The Encyclopedia of the British Press is a long awaited reference
book, invaluable for journalists, historians and anyone interested
in the history of newspapers. It contains biographies of editors,
journalists, press magnates and other people with a formative
influence on the British Press since 1422. Together they form a
rich archive with entries covering a wide range of people: famous
newspaper dynasties such as the Aitkens, Berrys and Harmsworths;
newspaper giants, such as Caxton, and Daniel Defoe, regarded by
many as the "father of English journalism"; and at the other end of
the spectrum low-life characters such as the nineteenth century
editor, Charles Westmacott, who used his paper as a vehicle for
blackmail, and Henry Bate, known as the 'fighting parson' for the
duels he fought whilst editor of the Morning Post. Entries on
newspapers include all the present nationals and regionals, as well
as many historical papers, such as the Pall Mall Gazette, North
Briton, Daily Courant, Charles Dickens' Household Words and The
Review, launched in 1713, which was the first paper to offer
opinion on political affairs - the forerunner of modern editorials.

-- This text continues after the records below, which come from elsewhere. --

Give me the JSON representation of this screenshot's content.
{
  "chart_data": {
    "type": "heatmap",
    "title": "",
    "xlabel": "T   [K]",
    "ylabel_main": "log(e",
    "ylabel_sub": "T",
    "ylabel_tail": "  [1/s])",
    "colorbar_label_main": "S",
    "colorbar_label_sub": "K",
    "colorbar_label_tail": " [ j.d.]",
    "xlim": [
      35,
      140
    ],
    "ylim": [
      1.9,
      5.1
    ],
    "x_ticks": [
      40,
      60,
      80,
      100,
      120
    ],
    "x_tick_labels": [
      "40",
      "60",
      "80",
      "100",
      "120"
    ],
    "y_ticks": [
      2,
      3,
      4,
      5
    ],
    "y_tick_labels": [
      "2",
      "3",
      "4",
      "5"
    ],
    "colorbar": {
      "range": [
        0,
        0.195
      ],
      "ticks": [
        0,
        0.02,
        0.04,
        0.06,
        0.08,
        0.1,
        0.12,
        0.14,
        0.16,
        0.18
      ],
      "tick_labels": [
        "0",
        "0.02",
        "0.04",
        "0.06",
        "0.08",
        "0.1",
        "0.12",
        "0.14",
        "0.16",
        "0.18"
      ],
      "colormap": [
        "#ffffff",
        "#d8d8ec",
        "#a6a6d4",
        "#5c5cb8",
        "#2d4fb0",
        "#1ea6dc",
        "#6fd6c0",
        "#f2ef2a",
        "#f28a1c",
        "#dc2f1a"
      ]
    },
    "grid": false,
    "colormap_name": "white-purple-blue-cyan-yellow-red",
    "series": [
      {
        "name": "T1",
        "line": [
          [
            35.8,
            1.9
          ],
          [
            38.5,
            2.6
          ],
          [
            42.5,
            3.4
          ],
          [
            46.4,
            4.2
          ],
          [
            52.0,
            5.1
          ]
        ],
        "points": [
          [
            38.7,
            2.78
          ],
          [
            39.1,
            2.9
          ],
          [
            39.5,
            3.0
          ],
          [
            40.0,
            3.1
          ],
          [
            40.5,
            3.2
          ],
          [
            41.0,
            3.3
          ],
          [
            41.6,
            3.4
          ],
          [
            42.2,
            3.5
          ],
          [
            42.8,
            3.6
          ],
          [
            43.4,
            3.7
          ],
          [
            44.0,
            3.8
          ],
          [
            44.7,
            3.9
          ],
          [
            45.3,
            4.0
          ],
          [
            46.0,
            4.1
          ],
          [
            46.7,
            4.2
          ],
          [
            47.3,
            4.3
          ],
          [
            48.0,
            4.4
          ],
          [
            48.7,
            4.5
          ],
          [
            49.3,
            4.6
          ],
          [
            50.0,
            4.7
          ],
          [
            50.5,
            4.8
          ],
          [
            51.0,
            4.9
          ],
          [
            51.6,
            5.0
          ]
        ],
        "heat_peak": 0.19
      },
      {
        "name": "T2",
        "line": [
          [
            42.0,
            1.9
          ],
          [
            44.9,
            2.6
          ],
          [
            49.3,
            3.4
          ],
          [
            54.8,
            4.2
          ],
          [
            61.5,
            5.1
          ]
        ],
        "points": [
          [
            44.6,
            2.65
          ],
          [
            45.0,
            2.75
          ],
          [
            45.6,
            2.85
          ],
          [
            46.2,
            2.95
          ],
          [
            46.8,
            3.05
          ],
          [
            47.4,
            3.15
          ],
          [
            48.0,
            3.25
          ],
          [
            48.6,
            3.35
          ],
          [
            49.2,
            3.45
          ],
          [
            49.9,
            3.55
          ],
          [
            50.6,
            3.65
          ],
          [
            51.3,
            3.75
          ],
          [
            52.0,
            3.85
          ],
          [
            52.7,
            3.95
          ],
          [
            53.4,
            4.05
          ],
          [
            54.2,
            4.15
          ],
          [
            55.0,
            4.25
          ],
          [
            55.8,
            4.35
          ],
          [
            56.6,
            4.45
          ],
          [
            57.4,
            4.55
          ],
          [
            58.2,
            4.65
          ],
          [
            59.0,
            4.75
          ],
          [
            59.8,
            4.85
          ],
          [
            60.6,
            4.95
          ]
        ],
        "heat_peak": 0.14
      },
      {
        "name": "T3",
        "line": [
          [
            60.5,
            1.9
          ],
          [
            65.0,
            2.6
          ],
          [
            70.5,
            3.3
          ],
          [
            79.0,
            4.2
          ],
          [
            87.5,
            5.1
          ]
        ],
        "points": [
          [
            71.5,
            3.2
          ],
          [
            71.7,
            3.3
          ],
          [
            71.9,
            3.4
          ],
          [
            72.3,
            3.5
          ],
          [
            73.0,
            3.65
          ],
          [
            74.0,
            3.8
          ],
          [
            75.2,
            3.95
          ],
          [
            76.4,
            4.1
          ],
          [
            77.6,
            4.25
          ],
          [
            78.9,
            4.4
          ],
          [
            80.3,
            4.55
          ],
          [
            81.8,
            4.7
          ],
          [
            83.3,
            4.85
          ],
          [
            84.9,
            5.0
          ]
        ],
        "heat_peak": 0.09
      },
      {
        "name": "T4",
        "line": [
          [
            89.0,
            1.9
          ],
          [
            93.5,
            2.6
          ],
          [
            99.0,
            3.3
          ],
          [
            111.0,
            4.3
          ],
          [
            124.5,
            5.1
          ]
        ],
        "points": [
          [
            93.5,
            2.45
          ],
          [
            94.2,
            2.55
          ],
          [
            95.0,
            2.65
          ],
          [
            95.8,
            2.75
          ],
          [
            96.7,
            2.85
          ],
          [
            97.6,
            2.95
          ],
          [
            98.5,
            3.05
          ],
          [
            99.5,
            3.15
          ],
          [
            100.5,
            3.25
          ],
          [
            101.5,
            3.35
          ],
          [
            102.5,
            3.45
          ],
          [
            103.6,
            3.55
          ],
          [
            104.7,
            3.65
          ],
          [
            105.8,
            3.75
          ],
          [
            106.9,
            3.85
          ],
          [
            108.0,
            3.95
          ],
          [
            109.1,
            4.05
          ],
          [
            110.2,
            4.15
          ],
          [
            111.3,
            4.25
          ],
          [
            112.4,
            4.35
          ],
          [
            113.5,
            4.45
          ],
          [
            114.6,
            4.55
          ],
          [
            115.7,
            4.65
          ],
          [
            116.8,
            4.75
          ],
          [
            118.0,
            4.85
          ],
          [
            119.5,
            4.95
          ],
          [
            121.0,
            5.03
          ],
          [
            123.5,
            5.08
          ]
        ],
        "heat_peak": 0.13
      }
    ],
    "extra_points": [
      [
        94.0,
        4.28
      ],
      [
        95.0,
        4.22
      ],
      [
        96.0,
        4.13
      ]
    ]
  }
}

The encyclopedia opens with a series of six definitive essays
charting the long and chequered career of the British Press from
1476 when William Caxton set up the first press in Westminster, and
his apprentice Wynkyn de Worde started the first printing business
in Fleet Street. It follows the changing patterns of newspapers
from the seventeenth century - when many were opposed to newspapers
on the grounds that "it makes the Multitude too familiar with the
actions and Counsels of their superiors" (Sir Roger L'Estrange
1663), - to the suddengrowth of the provincial press in the
eighteenth century, changes in distribution in the nineteenth
century, abolition of the stamp tax, and finally the revolutionary
changes of the twentieth century which included the unprecedented
leap in circulation after the First World War, the concentration of
papers in the hands of a few press barons in the thirties, wartime
privations, growth of free newspapers, and finally the advent of
new technology in the 1980s and the bitter labour disputes that
ensued. In addition the encyclopedia contains a detailed
chronology, numerous appendices, lists of editors of each
newspaper, and finally an exhaustive bibliography arranged by
subject. In 1881 Charles Pebody wrote "It ought to be one of the
most interesting works upon our library shelves ... never was an
institution better deserved to have its history written than the
Newspaper Press". Over a century later this ground-breaking
encyclopedia is published specifically to redress the balance.